Some of those benefits that increase the business value are:
* A better, easy and efficient e-business or e-commerce application.
* Coping with the fast-changing relationships between a company and its business partners.
*To go in the global market.
* Innovate the way of make business.
2. What are the benefits of Web services to Amazon, eBay, and their developer partners?
There are a lot of benefits, some of them are the following:
*It allows an explosive business growth
*A person will easily integrate its software with other pieces of software.
*It is an easily option for commerce, because you can run on all kinds of machines, either within your enterprise or at external sites.
*It allows tighter business relationships between enterprises and more efficient business processes.
*Give users the ability to act on information any time, any place, and from any smart device.
*Customers, sellers and buyers can request and get information in real time.
*All suppliers will use the same language to describe their offerings.
*Web services help these companies to expand their market reach.
*The software model that they are using works with popular developer tool.
Also it is an excellent tool for reducing costs.
3. What are the business challenges of Web services?
Web Services are transforming and simplifying the way the enterprise thinks about integrating applications, information and business processes. They represent a new way to link systems together and automate business processes, eliminating much of the complexity and expense associated with traditional enterprise integration technologies. More importantly, Web services will be a catalyst for Service Oriented Architectures, enabling the real time enterprise by accelerating the flow of information and decisions across the organization.
The Web services to succeed need so many technical challenges that have to be seen, many of which are related to the huge environment in which all of them have to survive. The issues that might be used are the following:
* Discovery. How does a Web service advertise itself for discovery by other services? What happens if the service changes or moves after it has been advertised? WSDL (Web Services Definition Language) and UDDI (Universal Description, Discovery and Integration) are two new standards that address this issue.
* Reliability. Some Web service hosts will be more reliable than others. How can this reliability be measured and communicated? What happens when a Web service host goes off-line temporarily? Do you locate and use an alternative service hosted by a different vendor, or do you wait around for the original one to return? How do you know which other vendors to trust?
* Security. Some Web services will be publicly available and unsecured, but most business-related services will use encrypted communications with authentication. It is likely that HTTP over SSL will provide basic security, but individual services will need a higher level of granularity. How does a Web service authenticate users?
* Transactions. Traditional transaction systems use a two-phase commit approach -- all of the participating resources are gathered and locked until the entire transaction can take place, at which point, the resources are finally released. This approach works fine in a closed environment where transactions are short-lived, but doesn't work well in an open environment where transactions can span hours or even days.

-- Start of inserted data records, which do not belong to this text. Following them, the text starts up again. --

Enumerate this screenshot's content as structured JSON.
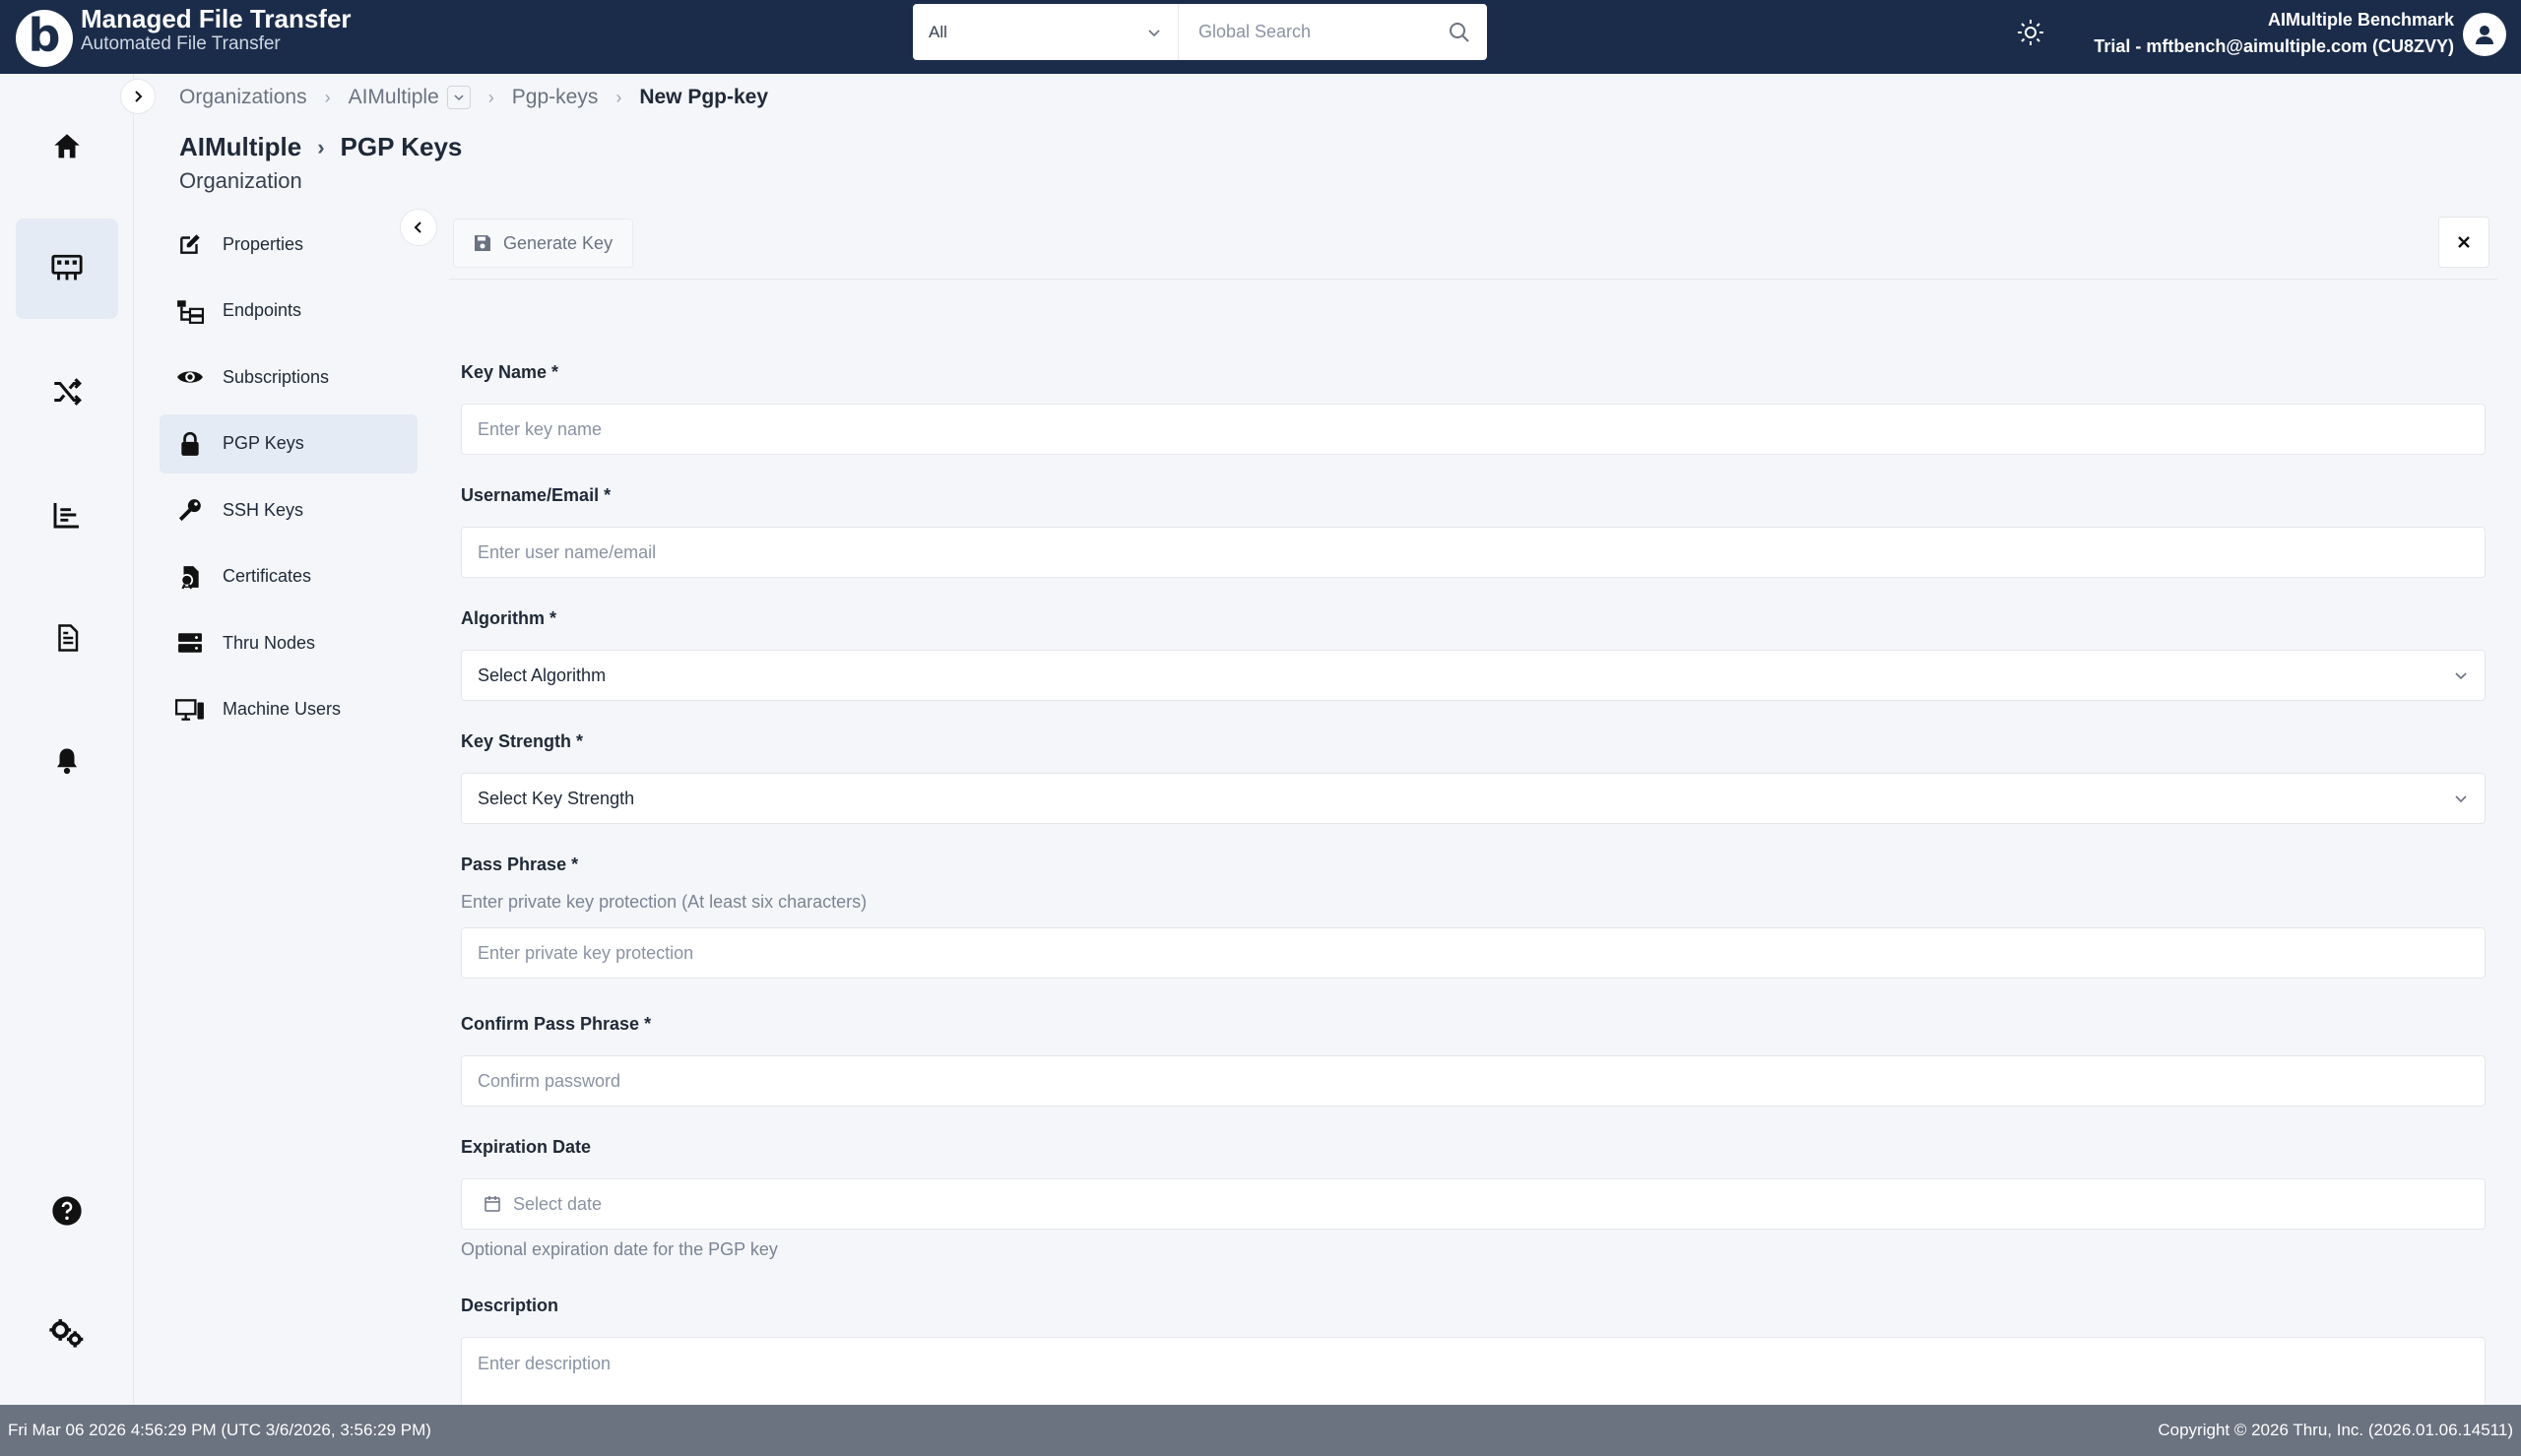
{
  "header": {
    "brand_title": "Managed File Transfer",
    "brand_subtitle": "Automated File Transfer",
    "logo_letter": "b",
    "search_scope": "All",
    "search_placeholder": "Global Search",
    "user_name": "AIMultiple Benchmark",
    "user_email": "Trial - mftbench@aimultiple.com (CU8ZVY)"
  },
  "rail": {
    "items": [
      "home-icon",
      "dashboard-icon",
      "shuffle-icon",
      "reports-icon",
      "document-icon",
      "bell-icon",
      "help-icon",
      "settings-icon"
    ],
    "active": "dashboard-icon"
  },
  "breadcrumb": {
    "items": [
      "Organizations",
      "AIMultiple",
      "Pgp-keys"
    ],
    "current": "New Pgp-key"
  },
  "page": {
    "org": "AIMultiple",
    "section": "PGP Keys",
    "subtitle": "Organization"
  },
  "subnav": {
    "items": [
      {
        "label": "Properties",
        "icon": "edit-icon"
      },
      {
        "label": "Endpoints",
        "icon": "endpoints-icon"
      },
      {
        "label": "Subscriptions",
        "icon": "eye-icon"
      },
      {
        "label": "PGP Keys",
        "icon": "lock-icon"
      },
      {
        "label": "SSH Keys",
        "icon": "key-icon"
      },
      {
        "label": "Certificates",
        "icon": "certificate-icon"
      },
      {
        "label": "Thru Nodes",
        "icon": "server-icon"
      },
      {
        "label": "Machine Users",
        "icon": "computer-icon"
      }
    ],
    "active": "PGP Keys"
  },
  "toolbar": {
    "generate_label": "Generate Key"
  },
  "form": {
    "key_name": {
      "label": "Key Name *",
      "placeholder": "Enter key name"
    },
    "username": {
      "label": "Username/Email *",
      "placeholder": "Enter user name/email"
    },
    "algorithm": {
      "label": "Algorithm *",
      "value": "Select Algorithm"
    },
    "key_strength": {
      "label": "Key Strength *",
      "value": "Select Key Strength"
    },
    "pass_phrase": {
      "label": "Pass Phrase *",
      "hint": "Enter private key protection (At least six characters)",
      "placeholder": "Enter private key protection"
    },
    "confirm_pass": {
      "label": "Confirm Pass Phrase *",
      "placeholder": "Confirm password"
    },
    "expiration": {
      "label": "Expiration Date",
      "placeholder": "Select date",
      "hint": "Optional expiration date for the PGP key"
    },
    "description": {
      "label": "Description",
      "placeholder": "Enter description"
    }
  },
  "status": {
    "left": "Fri Mar 06 2026 4:56:29 PM (UTC 3/6/2026, 3:56:29 PM)",
    "right": "Copyright © 2026 Thru, Inc. (2026.01.06.14511)"
  },
  "colors": {
    "header_bg": "#1b2c4a",
    "active_bg": "#e4ebf4",
    "status_bg": "#6b7280"
  }
}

* Scalability. Since it is possible to expose existing component systems like Enterprise Java Beans as Web services, it should be possible to leverage the load-balancing and other scalability mechanisms that already exist.
* Manageability. Since the properties of the system are a function of the properties of its parts, do the managers of each of the various Web services need to coordinate in a particular way?

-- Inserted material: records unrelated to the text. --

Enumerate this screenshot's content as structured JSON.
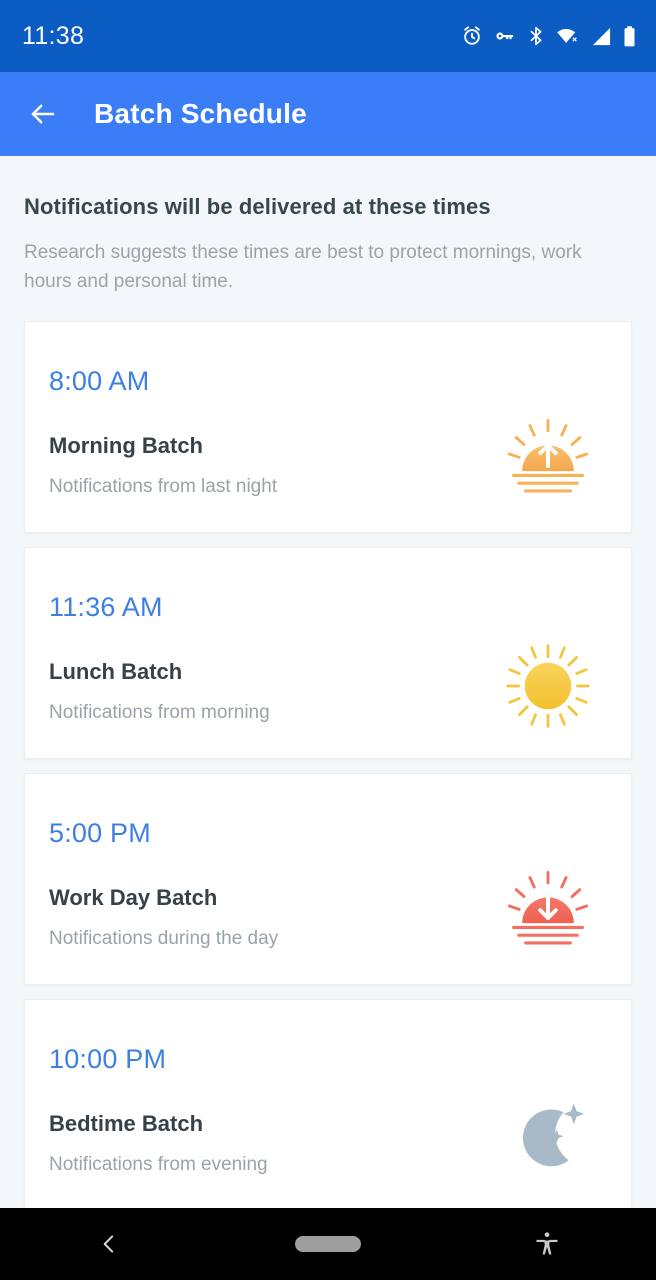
{
  "status_bar": {
    "time": "11:38",
    "icons": [
      "alarm-icon",
      "vpn-key-icon",
      "bluetooth-icon",
      "wifi-off-icon",
      "cellular-signal-icon",
      "battery-icon"
    ],
    "background_color": "#0b5dc4"
  },
  "app_bar": {
    "title": "Batch Schedule",
    "back_icon": "back-arrow-icon",
    "background_color": "#3b7df7"
  },
  "intro": {
    "title": "Notifications will be delivered at these times",
    "subtitle": "Research suggests these times are best to protect mornings, work hours and personal time."
  },
  "colors": {
    "accent_time": "#3d80e2",
    "page_background": "#f4f7f9",
    "card_background": "#ffffff",
    "title_text": "#37414a",
    "muted_text": "#9aa3ab",
    "sunrise_icon": "#f5ad54",
    "sun_icon": "#f5c93b",
    "sunset_icon": "#f26b5e",
    "moon_icon": "#a8bac8"
  },
  "cards": [
    {
      "time": "8:00 AM",
      "title": "Morning Batch",
      "subtitle": "Notifications from last night",
      "icon": "sunrise-icon"
    },
    {
      "time": "11:36 AM",
      "title": "Lunch Batch",
      "subtitle": "Notifications from morning",
      "icon": "sun-icon"
    },
    {
      "time": "5:00 PM",
      "title": "Work Day Batch",
      "subtitle": "Notifications during the day",
      "icon": "sunset-icon"
    },
    {
      "time": "10:00 PM",
      "title": "Bedtime Batch",
      "subtitle": "Notifications from evening",
      "icon": "moon-icon"
    }
  ],
  "nav_bar": {
    "items": [
      "back-nav-icon",
      "home-pill-icon",
      "accessibility-icon"
    ],
    "background_color": "#000000"
  }
}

* Accountability. If you sell a Web service, how do you designate the ownership has changed? Can a Web service be totally consumed on use, or can you reuse the service multiple times as part of your purchase agreement?

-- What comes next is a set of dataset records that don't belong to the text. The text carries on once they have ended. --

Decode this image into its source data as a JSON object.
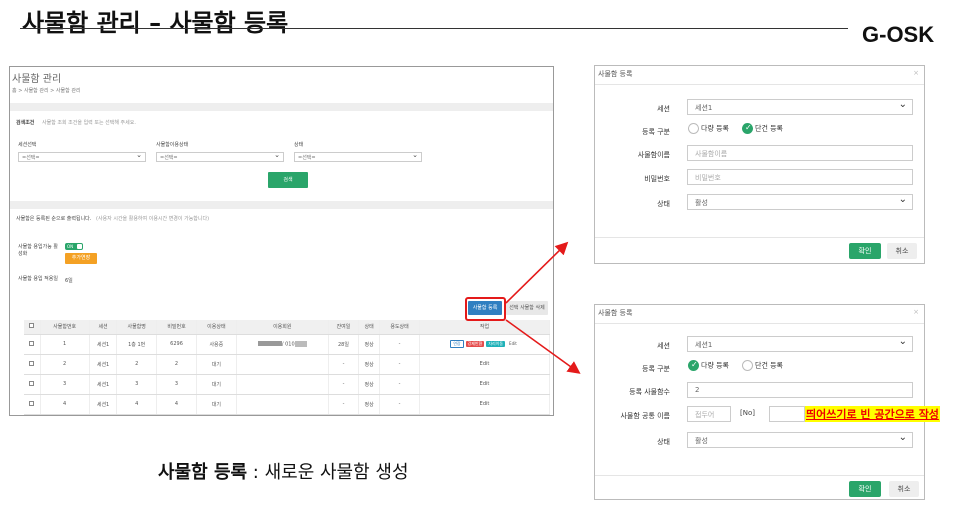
{
  "slide": {
    "title": "사물함 관리 – 사물함 등록",
    "brand": "G-OSK",
    "caption_bold": "사물함 등록",
    "caption_rest": " : 새로운 사물함 생성"
  },
  "main": {
    "title": "사물함 관리",
    "breadcrumb": "홈 > 사물함 관리 > 사물함 관리",
    "search_heading": "검색조건",
    "search_hint": "사물함 조회 조건을 입력 또는 선택해 주세요.",
    "filters": [
      {
        "label": "세션선택",
        "value": "=선택="
      },
      {
        "label": "사물함이용상태",
        "value": "=선택="
      },
      {
        "label": "상태",
        "value": "=선택="
      }
    ],
    "search_button": "검색",
    "info_heading": "사물함은 등록된 순으로 출력됩니다.",
    "info_hint": "(사용자 시간을 활용하여 이용시간 변경이 가능합니다)",
    "usage_toggle_label": "사물함 용입가능 활성화",
    "toggle_text": "ON",
    "extend_button": "추가연장",
    "usage_days_label": "사물함 용입 적용일",
    "usage_days_value": "6일",
    "register_button": "사물함 등록",
    "delete_button": "선택 사물함 삭제",
    "columns": [
      "",
      "사물함번호",
      "세션",
      "사물함명",
      "비밀번호",
      "이용상태",
      "이용회원",
      "잔여일",
      "상태",
      "용도상태",
      "작업"
    ],
    "rows": [
      {
        "no": "1",
        "session": "세션1",
        "name": "1층 1번",
        "pw": "6296",
        "use": "사용중",
        "member": "/ 010",
        "remain": "28일",
        "status": "정상",
        "purpose": "-",
        "actions": [
          "연장",
          "강제반환",
          "자리이동",
          "Edit"
        ]
      },
      {
        "no": "2",
        "session": "세션1",
        "name": "2",
        "pw": "2",
        "use": "대기",
        "member": "",
        "remain": "-",
        "status": "정상",
        "purpose": "-",
        "actions": [
          "Edit"
        ]
      },
      {
        "no": "3",
        "session": "세션1",
        "name": "3",
        "pw": "3",
        "use": "대기",
        "member": "",
        "remain": "-",
        "status": "정상",
        "purpose": "-",
        "actions": [
          "Edit"
        ]
      },
      {
        "no": "4",
        "session": "세션1",
        "name": "4",
        "pw": "4",
        "use": "대기",
        "member": "",
        "remain": "-",
        "status": "정상",
        "purpose": "-",
        "actions": [
          "Edit"
        ]
      }
    ]
  },
  "modal_single": {
    "title": "사물함 등록",
    "session_label": "세션",
    "session_value": "세션1",
    "type_label": "등록 구분",
    "type_multi": "다량 등록",
    "type_single": "단건 등록",
    "name_label": "사물함이름",
    "name_placeholder": "사물함이름",
    "pw_label": "비밀번호",
    "pw_placeholder": "비밀번호",
    "status_label": "상태",
    "status_value": "활성",
    "ok": "확인",
    "cancel": "취소"
  },
  "modal_multi": {
    "title": "사물함 등록",
    "session_label": "세션",
    "session_value": "세션1",
    "type_label": "등록 구분",
    "type_multi": "다량 등록",
    "type_single": "단건 등록",
    "count_label": "등록 사물함수",
    "count_value": "2",
    "common_name_label": "사물함 공통 이름",
    "prefix_placeholder": "접두어",
    "no_token": "[No]",
    "status_label": "상태",
    "status_value": "활성",
    "ok": "확인",
    "cancel": "취소",
    "note": "띄어쓰기로 빈 공간으로 작성"
  },
  "colors": {
    "accent": "#2aa56a",
    "annotation": "#e41a1a",
    "highlight": "#ffff00"
  }
}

* Testing. When a system is comprised of many Web services whose location and qualities are potentially dynamic, testing takes on a whole new dimension.
We have to realize that systems that solve these problems already exist. Two such examples are human society and biological organisms. Both of these examples exhibit the following properties:
* Fault tolerant.
* Massively parallel.
* Distributed.
* Well organized.
* Self-repairing.
* Designed in a layered fashion.
* Designed out of simple components.